10 Essential Characteristics of a User-Friendly Website

Think your website is user-friendly? Think again. The way we browse is always changing – and to be able to deliver truly impeccable user experiences, we are going to need to consider what our visitors expect of us. Here’s ten things you should be focusing on at all times:

Mobile Compatibility

Is your website mobile-friendly? Can it be easily browsed and read from a phone? If not, you are losing out on a growing browsing trend – and Google will soon be ranking mobile-friendly sites with preference.

General Accessibility

Is your website available in different languages? How about larger fonts? Is there a readable text-only version?

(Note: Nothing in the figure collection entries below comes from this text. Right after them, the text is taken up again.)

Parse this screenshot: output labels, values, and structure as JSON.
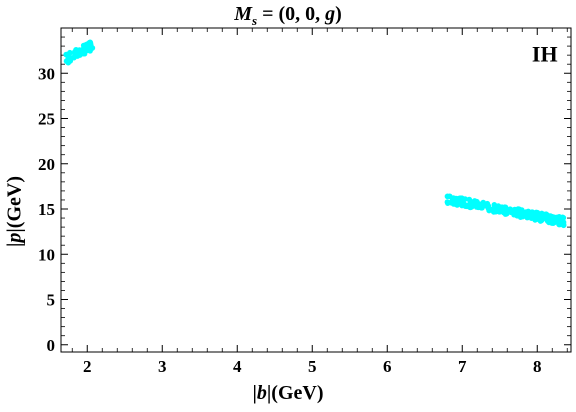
{
  "chart_data": {
    "type": "scatter",
    "title": "M_s = (0, 0, g)",
    "title_parts": {
      "main": "M",
      "sub": "s",
      "rest": " = (0, 0, ",
      "italic": "g",
      "close": ")"
    },
    "xlabel": "|b|(GeV)",
    "xlabel_parts": {
      "bar_open": "|",
      "var": "b",
      "bar_close": "|",
      "unit": "(GeV)"
    },
    "ylabel": "|p|(GeV)",
    "ylabel_parts": {
      "bar_open": "|",
      "var": "p",
      "bar_close": "|",
      "unit": "(GeV)"
    },
    "xlim": [
      1.65,
      8.45
    ],
    "ylim": [
      -0.8,
      35.0
    ],
    "xticks": [
      2,
      3,
      4,
      5,
      6,
      7,
      8
    ],
    "yticks": [
      0,
      5,
      10,
      15,
      20,
      25,
      30
    ],
    "annotation": "IH",
    "grid": false,
    "point_color": "#00ffff",
    "series": [
      {
        "clusters": [
          {
            "x_range": [
              1.72,
              2.07
            ],
            "y_at_start": 31.6,
            "y_at_end": 33.1,
            "spread": 0.55,
            "count": 60
          },
          {
            "x_range": [
              6.8,
              8.36
            ],
            "y_at_start": 16.1,
            "y_at_end": 13.6,
            "spread": 0.45,
            "count": 220
          }
        ]
      }
    ]
  }
}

Consider making yourself accessible to all needs.

Good Information Architecture

A disorganised website is going to lose interest from people and fast. Section and order your content and pages in an order or sequence that makes logical and practical sense!

Well-Formatted Content

Badly-written or poorly-organised content, too, is a major visitor turn-off. Content that is well-formatted and planned out shows that you genuinely care – and it’s easier to read, too.

Quick Loading Times

You only have a few seconds to grab that crucial visitor interest – if you’re still asking them to load certain content after even 20 seconds, your chance has gone. Make your site as fast as possible for even the slowest of 3G.

Effective Navigation

Websites that are easy to navigate boast menus that are easy to find, well-structured and quick to load. Getting lost is never fun, online or offline.

Quick Error-Handling

Thoroughly test drive your site. Beyond this, always be quick to respond to errors – have a contingency plan set up – and don’t let a single dead link or unavailable piece of media pass you by.

Valid Mark-Up and Clean Code

You’re going to need to make sure that everything behind the scenes works just as well as it does on full view – clean up your code with help from a web design specialist.

Attractive Colours

Within your branding – consider mild, empowering colours for your website. Clashing, loud, vibrant colours that may have gone down well in the 90s may not work so well nowadays.

Usable Forms

Finally, if you’re going to need any information from your users, present a form system that’s easy to read and simple to use across all devices. Even the most basic forms on desktop can translate badly to mobile.